大江山組との話をしてた方のエマ子曰く、クリサンサマーネ、つまりマキちゃんは百パーセント本人意思でここに来たかったかと言うとまぁ、微妙。
「確かにご本人、まだ若いし日本にいても縁談が来て臣籍降下確実。ならばと臣下の話に乗ったんか…。つまり、聖院側の高木まりあ側の入学時に、どこぞ省が介入してどこぞ大学に入学はちょっと遠慮して欲しい云々ってのと根っこは類似やな」
「本当にあそこはロクな事しないわよねぇ。今回の若様、聖院側の若様と連携してくれてるけど、本当にあそこの中にはちょっと困った方々の一派がって言ってたから」と、うちらのお部屋に来た白マリ。
「真剣におかみ様に頼んで、神野悪五郎か、あれ辺り送り込んで脅かした方がええんちゃうか」
「マジにそーしたい。つか、聖院は聖院でアレーゼおばさまがいるから、何らかの形でプラウファーネさん後継問題を考えるわ。恐らく現状だとそっちと全く同じ構成へ移管すると思う」
「で、マキちゃん。この際おうち問題は切り離して、自分のしたい事を言うてみいというのがおかみ様の主張とな」
「そそ。本人自身は欲望もあるから性的な面ではトライ&アタックを繰り返したがってはいたが、如何せん周りが片端から人外」
「うちらも人外といえば人外ではあるが」
「そしてですねぇ。仮に預かったとしましょう。専属監督役は1名、絶対に必要でしょうね」エマ子が断言する。なぜに。
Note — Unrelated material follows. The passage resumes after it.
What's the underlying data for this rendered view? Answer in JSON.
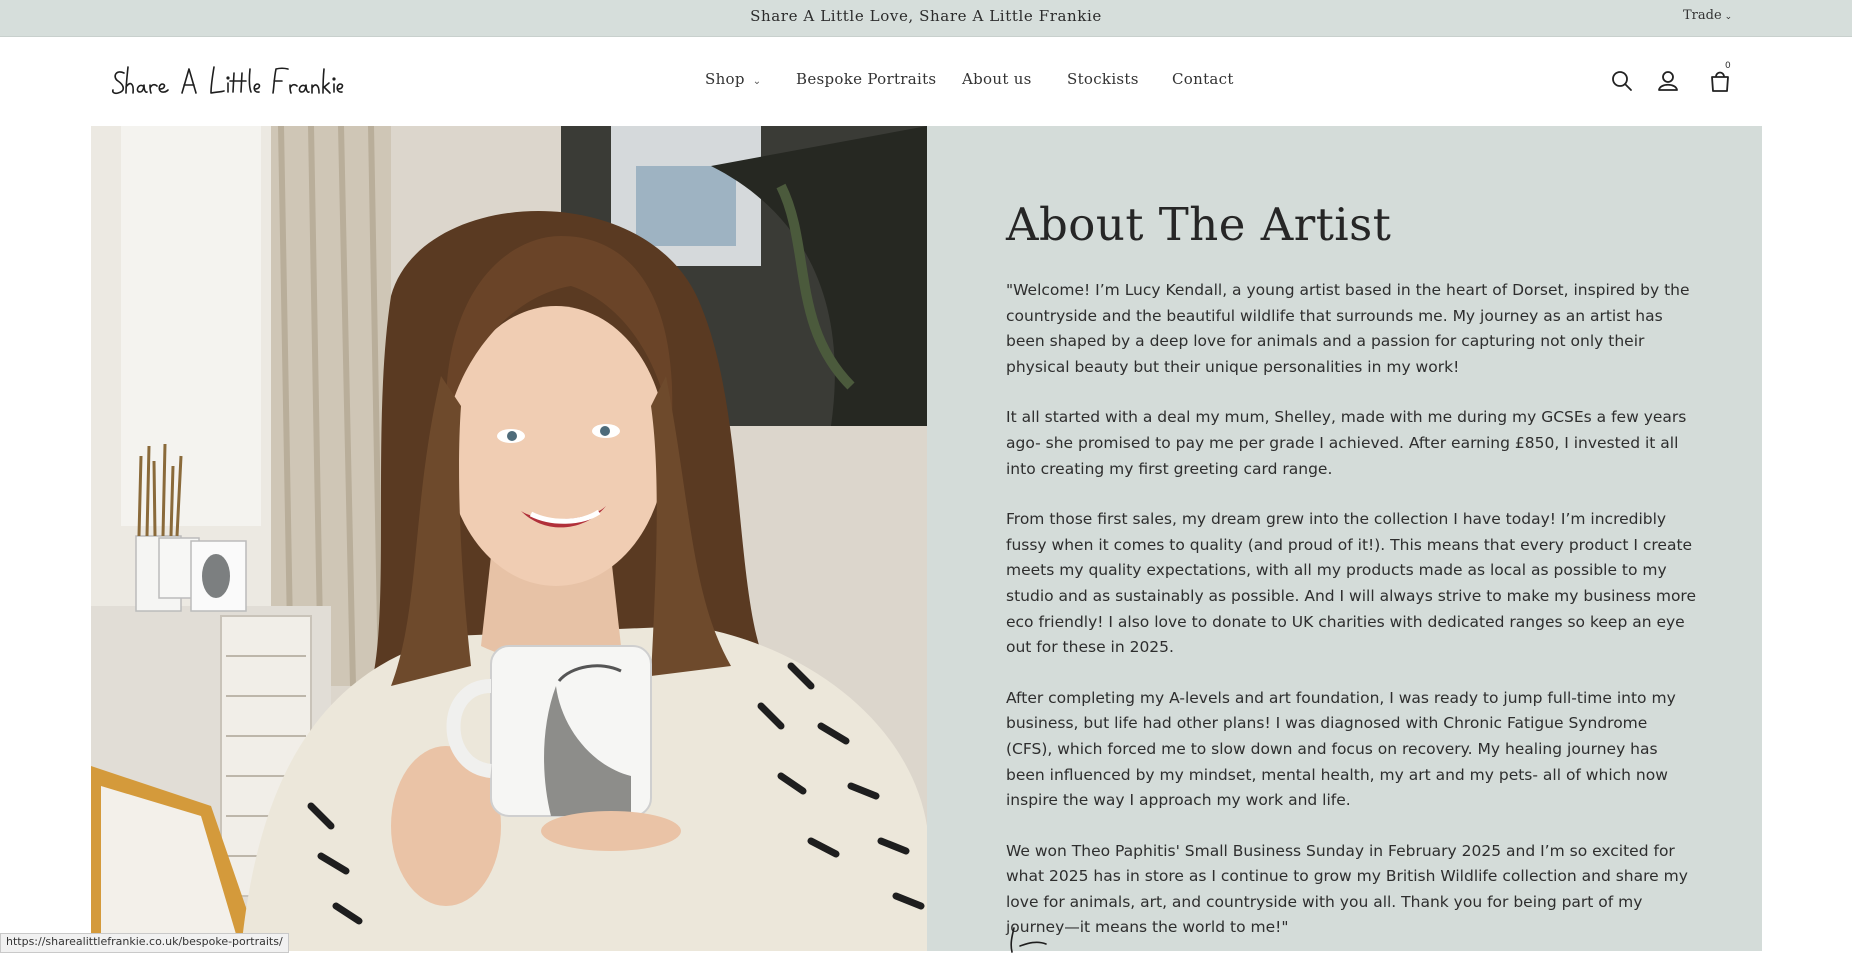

「分析結果。鬼人化率、現時点で30%。衝動性があります」
「あっちゃあああ…」
「母様、鬼になる事がそんなにまずいのですか。確かに、外道さんやおかみ様見てますと、本来はものすごくわがままな印象を受けましたが」
「いやベラ子、あれはわがままと違う。あれはやくざと同じや。基本的に日常が戦闘行動みたいな人種なんで、何かあると頭がすぐいくさの方向に向くような感じなんや。君らの時代のイタリアにはまだ、あまりそう言う連中はいなかったと思うが、一部の犯罪組織を構成するような連中は右手で握手しながら左手は常に毒の短剣を握って隙あらば刺すぞ下克上するぞ俺が天下を取るぞ、というような奴がおるのや…そしてやな」
「む」
「毒の短剣でなく、ちんぽを与えた場合どうなるか。殺す代わりにちんぽで屈服させる方向に思考が行く。そして…痴女のちんぽがどういう性質かを考えれば、鬼人化した場合どないなるか。エレンファーネさんに頼んで向こうの日常を見せてもらえ。あれでも精一杯抑え込んでるらしいからな」
「確かにねぇ、鬼という伝説上の存在を知ってる日本人の思考がないと、あれの危険性はわかりづらいわよねぇ」
「で。マリア様」じろ、とマリアを睨むエマ子。この目は怒る前兆の目やな。
「そういうお方を現状の痴女宮に押し付けるのも如何なものかと。そもそもあの方は聖院時間軸の方でしょうに…」
「ええええええ引き受けてくれるっていうから」
「事情が変わりました。現時点でこちらのマリア陛下があの状態です。加えてマリア姉様やそちらのジーナ様がスリープモードに入らないための人柱も二名、差し出しました。痴女皇国と聖院で今後の交流を途絶なさるなら話は別ですが…こちらは既にNB日英伊四国との外交交流状態を継続中です。そちらはまだまだこれから連邦社会に食い込む工作の必要性が極めて高いかと」
(ふっふっふっ白エマ子。あなたの力を以てしても、これから聖院サイドは大変と思うわよぉ? 今、こっちで起きてるごったごたは確実にそちらでも起きる話よ…)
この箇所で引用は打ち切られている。